Por aquel entonces viajábamos por la ciudad en una suerte de ruido acomodado a los riñones. Eran los tiempos míseros de Franco y sus obispos, cuando 20 céntimos (de peseta) ya era mucho pagar. De modo que nos arracimábamos en los estribos de aquella tartana amarilla, justo para saltar en cuanto veíamos al revisor acercarse, y no es que el hombre tuviera mucha fe en su misión. Por eso, y otras muchas cosas, los tranvías de Sevilla llegaron a ser célebres de toda humana celebridad. Si un enjambre de estudiantes se colocaba en la cabecera, y otro en la trasera, el balanceo acababa provocando descarrilamiento seguro, a falta de otras libertades. El tranvía de la Puerta Real aguardaba a que los vecinos terminaran de afeitarse, ¡espera, Manolo! El de la calle Imagen pasaba tan cerca de las casas, que las mujeres se santiguaban antes de salir a la calle. El que iba al cementerio, naturalmente, era el número 13. Eso sólo podía pasar en Sevilla.

El desarrollismo acabó con los tranvías. Y ahora, de tanto tiempo como hace, se conoce que el municipio ha olvidado hasta cómo se llamaban aquellos artefactos. Y en su deseo de ajustar a la semántica del metro el nuevo transporte-público-electrificado-sobre-raíles-no-contaminante, uf, pues le han puesto un nombre feote, que les ahorro. Señor alcalde, ese deseo se llama tranvía. Ya comprendo que ha dedicado usted tantas horas a resolver el problema, que ha quedado atrapado en el laberinto de las palabras. No importa, para eso estamos los escritores mayorcitos.

No es ninguna deshonra regresar al tranvía. Por el contrario, ya no hay ciudad europea que se precie, que no lo haya recuperado. Eso sí, los tranvías de ahora hay que verlos. Parecen naves futuristas a ras del suelo, grandes peces luminosos discurriendo por entre el silencio que emana de las catedrales. Los ciudadanos de Amberes, de Montpelier, de Zúrich, están como absortos de su elegancia y hasta se diría que no tienen mejor cosa que hacer que montarse en ellos, a soñar despiertos, a verificar que la civilización, de vez en cuando, es algo que merece la pena.
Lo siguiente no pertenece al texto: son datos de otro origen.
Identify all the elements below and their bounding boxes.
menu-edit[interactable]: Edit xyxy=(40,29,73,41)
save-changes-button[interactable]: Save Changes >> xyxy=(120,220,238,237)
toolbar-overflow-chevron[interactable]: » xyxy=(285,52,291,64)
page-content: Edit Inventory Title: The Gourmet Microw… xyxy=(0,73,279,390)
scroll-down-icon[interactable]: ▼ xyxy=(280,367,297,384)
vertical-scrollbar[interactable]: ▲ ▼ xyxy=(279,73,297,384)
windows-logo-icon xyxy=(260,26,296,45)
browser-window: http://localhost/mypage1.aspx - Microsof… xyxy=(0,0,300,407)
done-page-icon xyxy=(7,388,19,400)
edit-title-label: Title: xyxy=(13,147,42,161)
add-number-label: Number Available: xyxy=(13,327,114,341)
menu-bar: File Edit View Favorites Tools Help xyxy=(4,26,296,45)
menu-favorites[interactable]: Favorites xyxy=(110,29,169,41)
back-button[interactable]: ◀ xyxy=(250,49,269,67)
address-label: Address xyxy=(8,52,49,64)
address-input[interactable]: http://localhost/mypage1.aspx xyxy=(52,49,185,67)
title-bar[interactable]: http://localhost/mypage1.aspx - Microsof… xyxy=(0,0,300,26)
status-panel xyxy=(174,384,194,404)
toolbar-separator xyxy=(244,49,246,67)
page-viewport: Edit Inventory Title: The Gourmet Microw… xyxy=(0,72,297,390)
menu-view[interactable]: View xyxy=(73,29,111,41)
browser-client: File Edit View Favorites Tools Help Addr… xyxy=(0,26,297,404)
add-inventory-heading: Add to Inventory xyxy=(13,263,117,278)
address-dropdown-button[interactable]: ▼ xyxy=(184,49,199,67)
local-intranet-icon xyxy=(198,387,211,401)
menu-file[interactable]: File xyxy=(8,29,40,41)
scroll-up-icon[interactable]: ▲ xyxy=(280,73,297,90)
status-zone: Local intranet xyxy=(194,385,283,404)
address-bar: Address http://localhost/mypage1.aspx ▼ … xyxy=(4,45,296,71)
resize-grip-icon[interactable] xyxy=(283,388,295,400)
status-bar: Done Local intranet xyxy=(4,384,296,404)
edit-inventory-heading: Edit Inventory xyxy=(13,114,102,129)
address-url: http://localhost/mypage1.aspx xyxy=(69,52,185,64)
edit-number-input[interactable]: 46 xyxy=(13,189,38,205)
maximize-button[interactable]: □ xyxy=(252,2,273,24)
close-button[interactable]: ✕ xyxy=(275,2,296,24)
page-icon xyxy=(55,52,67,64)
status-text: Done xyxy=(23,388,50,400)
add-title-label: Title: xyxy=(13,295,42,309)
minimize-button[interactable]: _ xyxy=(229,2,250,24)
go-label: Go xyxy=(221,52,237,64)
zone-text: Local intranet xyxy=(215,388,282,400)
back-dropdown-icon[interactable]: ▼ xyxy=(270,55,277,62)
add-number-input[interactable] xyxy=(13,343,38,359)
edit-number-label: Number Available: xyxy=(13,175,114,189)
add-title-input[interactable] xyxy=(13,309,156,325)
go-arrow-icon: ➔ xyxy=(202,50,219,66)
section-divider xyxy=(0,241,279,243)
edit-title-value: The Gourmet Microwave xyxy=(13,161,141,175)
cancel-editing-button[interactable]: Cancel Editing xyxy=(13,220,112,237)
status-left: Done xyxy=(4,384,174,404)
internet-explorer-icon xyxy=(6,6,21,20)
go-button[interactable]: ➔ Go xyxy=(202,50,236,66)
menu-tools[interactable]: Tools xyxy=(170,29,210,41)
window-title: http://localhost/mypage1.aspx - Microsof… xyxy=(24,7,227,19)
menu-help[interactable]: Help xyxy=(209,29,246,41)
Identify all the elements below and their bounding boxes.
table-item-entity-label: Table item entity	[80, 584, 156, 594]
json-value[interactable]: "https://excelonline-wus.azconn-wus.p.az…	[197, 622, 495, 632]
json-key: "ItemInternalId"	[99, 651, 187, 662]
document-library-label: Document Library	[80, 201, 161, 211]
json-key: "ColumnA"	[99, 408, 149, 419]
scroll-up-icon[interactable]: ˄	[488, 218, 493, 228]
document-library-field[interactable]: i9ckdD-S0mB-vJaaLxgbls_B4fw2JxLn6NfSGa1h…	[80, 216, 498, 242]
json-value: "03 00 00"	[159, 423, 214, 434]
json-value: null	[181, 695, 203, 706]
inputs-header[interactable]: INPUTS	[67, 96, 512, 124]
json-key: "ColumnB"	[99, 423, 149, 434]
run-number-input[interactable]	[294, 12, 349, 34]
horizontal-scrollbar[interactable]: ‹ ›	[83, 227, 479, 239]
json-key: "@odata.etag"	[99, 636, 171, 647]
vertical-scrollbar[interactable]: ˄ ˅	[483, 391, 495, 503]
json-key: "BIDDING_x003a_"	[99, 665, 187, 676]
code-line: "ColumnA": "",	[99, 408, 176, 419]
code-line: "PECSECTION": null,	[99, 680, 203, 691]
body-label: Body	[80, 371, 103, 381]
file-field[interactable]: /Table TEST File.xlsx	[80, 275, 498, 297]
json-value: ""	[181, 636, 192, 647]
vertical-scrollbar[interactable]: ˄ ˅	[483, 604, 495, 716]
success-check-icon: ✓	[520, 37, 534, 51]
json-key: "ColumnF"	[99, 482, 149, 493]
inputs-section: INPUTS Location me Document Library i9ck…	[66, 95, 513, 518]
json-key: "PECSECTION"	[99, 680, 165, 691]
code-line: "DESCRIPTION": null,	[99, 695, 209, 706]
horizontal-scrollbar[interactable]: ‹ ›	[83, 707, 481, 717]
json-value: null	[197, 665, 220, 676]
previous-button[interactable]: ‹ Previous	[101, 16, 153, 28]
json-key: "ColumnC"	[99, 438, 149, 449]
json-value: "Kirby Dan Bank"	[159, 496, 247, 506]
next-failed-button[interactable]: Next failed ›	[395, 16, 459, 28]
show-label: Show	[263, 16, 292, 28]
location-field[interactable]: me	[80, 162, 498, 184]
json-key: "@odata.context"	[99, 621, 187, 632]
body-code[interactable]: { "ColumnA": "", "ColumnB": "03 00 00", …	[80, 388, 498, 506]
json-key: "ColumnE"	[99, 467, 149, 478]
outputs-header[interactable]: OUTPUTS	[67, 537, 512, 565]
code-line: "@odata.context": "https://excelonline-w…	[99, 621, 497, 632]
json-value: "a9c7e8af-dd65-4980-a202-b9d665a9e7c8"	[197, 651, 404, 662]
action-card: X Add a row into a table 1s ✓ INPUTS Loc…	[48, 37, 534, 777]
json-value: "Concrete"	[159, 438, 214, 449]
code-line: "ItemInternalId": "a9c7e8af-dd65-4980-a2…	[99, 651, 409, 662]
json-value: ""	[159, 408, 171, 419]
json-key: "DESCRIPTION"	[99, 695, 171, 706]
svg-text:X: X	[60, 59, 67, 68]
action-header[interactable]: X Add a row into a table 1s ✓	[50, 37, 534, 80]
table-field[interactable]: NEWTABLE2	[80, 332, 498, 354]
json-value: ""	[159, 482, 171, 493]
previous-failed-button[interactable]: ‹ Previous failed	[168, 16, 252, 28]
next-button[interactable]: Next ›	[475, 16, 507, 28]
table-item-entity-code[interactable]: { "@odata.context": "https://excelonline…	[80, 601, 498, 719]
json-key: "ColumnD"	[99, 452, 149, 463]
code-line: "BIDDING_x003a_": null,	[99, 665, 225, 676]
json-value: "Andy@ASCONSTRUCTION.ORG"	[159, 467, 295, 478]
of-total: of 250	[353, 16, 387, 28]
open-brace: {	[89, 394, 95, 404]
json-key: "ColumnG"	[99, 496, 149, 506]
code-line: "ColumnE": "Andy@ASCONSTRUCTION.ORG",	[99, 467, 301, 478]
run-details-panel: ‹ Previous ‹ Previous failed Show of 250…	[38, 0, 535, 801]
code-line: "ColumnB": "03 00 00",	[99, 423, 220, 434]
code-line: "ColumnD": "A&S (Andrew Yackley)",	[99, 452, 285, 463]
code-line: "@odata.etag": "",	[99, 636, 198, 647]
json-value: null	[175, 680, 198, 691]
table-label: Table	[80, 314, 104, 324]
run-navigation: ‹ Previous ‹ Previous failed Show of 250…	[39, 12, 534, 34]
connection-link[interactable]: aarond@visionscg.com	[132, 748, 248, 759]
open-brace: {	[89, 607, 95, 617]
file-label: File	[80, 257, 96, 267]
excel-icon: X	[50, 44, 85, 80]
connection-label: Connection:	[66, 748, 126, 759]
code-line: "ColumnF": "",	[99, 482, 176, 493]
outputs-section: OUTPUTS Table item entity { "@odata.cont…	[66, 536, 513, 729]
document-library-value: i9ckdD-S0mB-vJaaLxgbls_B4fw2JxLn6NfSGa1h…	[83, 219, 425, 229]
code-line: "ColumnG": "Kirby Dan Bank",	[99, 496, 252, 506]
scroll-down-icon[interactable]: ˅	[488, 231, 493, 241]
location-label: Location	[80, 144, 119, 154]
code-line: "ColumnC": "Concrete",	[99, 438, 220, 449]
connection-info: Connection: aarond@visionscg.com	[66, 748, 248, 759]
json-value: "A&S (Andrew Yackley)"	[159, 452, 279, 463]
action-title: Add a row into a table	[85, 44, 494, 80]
Cómo será que hasta el alcalde de Málaga se ha puesto celoso. Bueno, no hace falta mucho para eso. Ya ocurrió con el AVE, que si no es por Magdalena Álvarez, que tuvo la idea de llevarlo hasta la bella ciudad del Sol, no lo veían ni en pintura. (Ese que ahora clama contra los moros, desde su tribuna pagada en Georgebushtown, también clamó contra el AVE malagueño al principio, no lo olviden). Luego, el metro, que De la Torre se ha encontrado cual dádiva caída de la Junta, pues ni él lo había pedido ni soñado ni deseado. Ahora sí, ahora dice que él también quiere... lo mismo que Sevilla, o sea, un tranvía. No lo expresa exactamente así, pero se le nota que tiene un deseo. (En mi pueblo a esa obstinación le llaman "culo veo, culo quiero", ustedes perdonen la ordinariez). Pero como caiga en manos de un psiquiatra, raro será que no le diagnostique: usted lo que tiene es un deseo llamado... Sevilla.